サトウ

映画とか音楽を主に。

9 やさしさとは

 人前で涙を流すということ。よく、「人前で涙は流すな、かっこ悪い」と言われた記憶がある。私はその考えに否定はしないしむしろ本当にそうなのではないかと思っている。しかし丁さんは何かつらいことがあるとすぐ泣いていた。私は不思議とその涙を見て情けないなとは思はなかった。彼のつらい経験を目の当たりにしたからだ。自分の果たせなかったものを娘に受け渡すため、ただそれだけに命をかけていた。いつも娘を気遣う優しい男。

 ふと思ったことがある。よく泣く人は優しい人だと思う。優しさゆえにうまくため込んだものを吐き出せず自分でため込んでしまう。そのため込んだものが身の回りのちょっとした出来事や状況の変化という涙を流す機会が訪れたときにあふれてしまうのだ。私の母もそうだ。私が大学受験に受かったとき、部活で良い成績が納められたとき、感動的なドラマを見たとき、決まって母は泣いていた。母にとってうれしいと思えた出来事が今までのつらい時期のストレス発散になっていたのだろう。また良い涙ではなく悲しさが原因で涙を流していることもよくあった。
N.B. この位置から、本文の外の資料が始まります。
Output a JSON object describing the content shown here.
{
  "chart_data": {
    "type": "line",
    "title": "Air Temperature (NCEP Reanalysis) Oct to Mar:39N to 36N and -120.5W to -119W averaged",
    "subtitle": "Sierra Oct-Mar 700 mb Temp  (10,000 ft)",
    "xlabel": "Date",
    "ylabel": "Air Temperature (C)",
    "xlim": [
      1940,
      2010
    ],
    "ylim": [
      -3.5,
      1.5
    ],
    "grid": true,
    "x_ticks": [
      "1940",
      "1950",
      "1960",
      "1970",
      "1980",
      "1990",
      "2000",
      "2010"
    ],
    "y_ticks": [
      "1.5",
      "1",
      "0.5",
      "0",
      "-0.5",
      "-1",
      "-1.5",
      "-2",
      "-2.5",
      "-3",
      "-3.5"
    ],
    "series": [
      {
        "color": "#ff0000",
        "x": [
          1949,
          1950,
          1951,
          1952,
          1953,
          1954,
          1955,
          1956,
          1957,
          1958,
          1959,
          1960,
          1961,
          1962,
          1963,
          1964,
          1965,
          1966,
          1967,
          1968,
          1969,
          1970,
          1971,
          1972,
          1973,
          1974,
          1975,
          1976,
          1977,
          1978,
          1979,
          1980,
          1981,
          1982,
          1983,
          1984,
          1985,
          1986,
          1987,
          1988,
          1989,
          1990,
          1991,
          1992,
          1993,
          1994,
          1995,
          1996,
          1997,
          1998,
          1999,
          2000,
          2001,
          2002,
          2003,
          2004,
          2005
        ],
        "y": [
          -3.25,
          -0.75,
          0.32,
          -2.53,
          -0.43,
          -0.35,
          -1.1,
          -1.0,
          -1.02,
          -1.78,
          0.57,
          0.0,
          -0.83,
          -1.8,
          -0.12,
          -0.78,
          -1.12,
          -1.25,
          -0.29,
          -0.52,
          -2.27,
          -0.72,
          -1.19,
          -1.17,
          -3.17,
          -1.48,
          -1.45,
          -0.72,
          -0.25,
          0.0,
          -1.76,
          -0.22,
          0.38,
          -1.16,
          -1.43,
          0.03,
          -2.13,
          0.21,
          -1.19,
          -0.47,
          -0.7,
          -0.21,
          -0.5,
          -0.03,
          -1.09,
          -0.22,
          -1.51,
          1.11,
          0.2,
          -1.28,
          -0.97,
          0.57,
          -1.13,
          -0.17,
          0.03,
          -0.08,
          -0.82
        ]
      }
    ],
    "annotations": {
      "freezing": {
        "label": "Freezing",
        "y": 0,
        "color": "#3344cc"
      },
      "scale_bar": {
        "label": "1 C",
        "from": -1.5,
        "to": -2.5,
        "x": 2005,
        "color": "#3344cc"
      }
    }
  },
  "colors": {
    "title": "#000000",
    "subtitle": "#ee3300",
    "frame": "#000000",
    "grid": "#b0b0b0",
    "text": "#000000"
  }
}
姉が家でどうしようもなく暴れたとき、自分が仕事でうまくいかなかったとき、祖父、祖母が亡くなったとき。本当に私の母はよく泣く。しかし私はそんな母を弱い人間だと思ったことはない。泣きながらも毎日懸命に生きている母の背中は小さいが偉大なのだ。「そんなにもいらない。」と何度も忠告しているのに多く仕送りをしてくる。ちゃんとご飯を食べているか聞いてくる。生活に不自由していないか聞いてくる。うんざりすることもあるがこれも母の優しさなのかな、と、ぼんやりと思ったりもする。どこの家庭の母でも母というものはそういうものなのかもしれないが。

 逆に父親の泣いている姿を一度も見たことがない。私の祖父、祖母、つまり父親にあたる実の親が亡くなったときも一切泣かなかった。私が大学受験に合格しても泣かなかった。涙は流さないが父も優しい人だ。涙を見せないのはきっと男として弱い部分を見せまいと心がけているのであろう。もしかしたら私がいないところで泣いていたこともあったのかもしれない。どちらかといえば丁さんのように「泣く」という行為で優しさを表すのではなく、父のように人前では泣かないが優しい気持ちを持った人間になりたいと思う。

 根本的に、「優しさ」とはなんだろう。私は自分もどちらかといえば優しい性格だと自負している。自分でいうのは気持ち悪いが。だが優しい人間として生きていくのは非常に困難なことだ。「自分が優しい人間」と思い込みながら生活をしていると他人を傷つけないように心がける。そうすると下手なことが言えなくなる。そうすると「お前って無個性だな。」、「いっつも人に合わせて主張がないな」と言われる。そりゃそうだ。お前を傷つけないようにしているのだから内容がなくなるのはあたりまえだろといいたくなる。うまく人に合わせるのだって才能だろと言いたくなる。また相手を傷つけたくないため、いやなことを言われても強く言い返せない。そしてストレスが溜まっていく。そして悩む。周りのやつを傷つけず魅力のある人間になるにはどうしたらいいんだろうと。どうやったら舐められない人間になれるのだろうと。そんな中で今も優しい大人たちは本当に立派な人たちだと思う。私と同じ経験をしたであろうに、いまだにその優しさを内に秘めているのだから。優しい人間として生きるのって本当に難しい。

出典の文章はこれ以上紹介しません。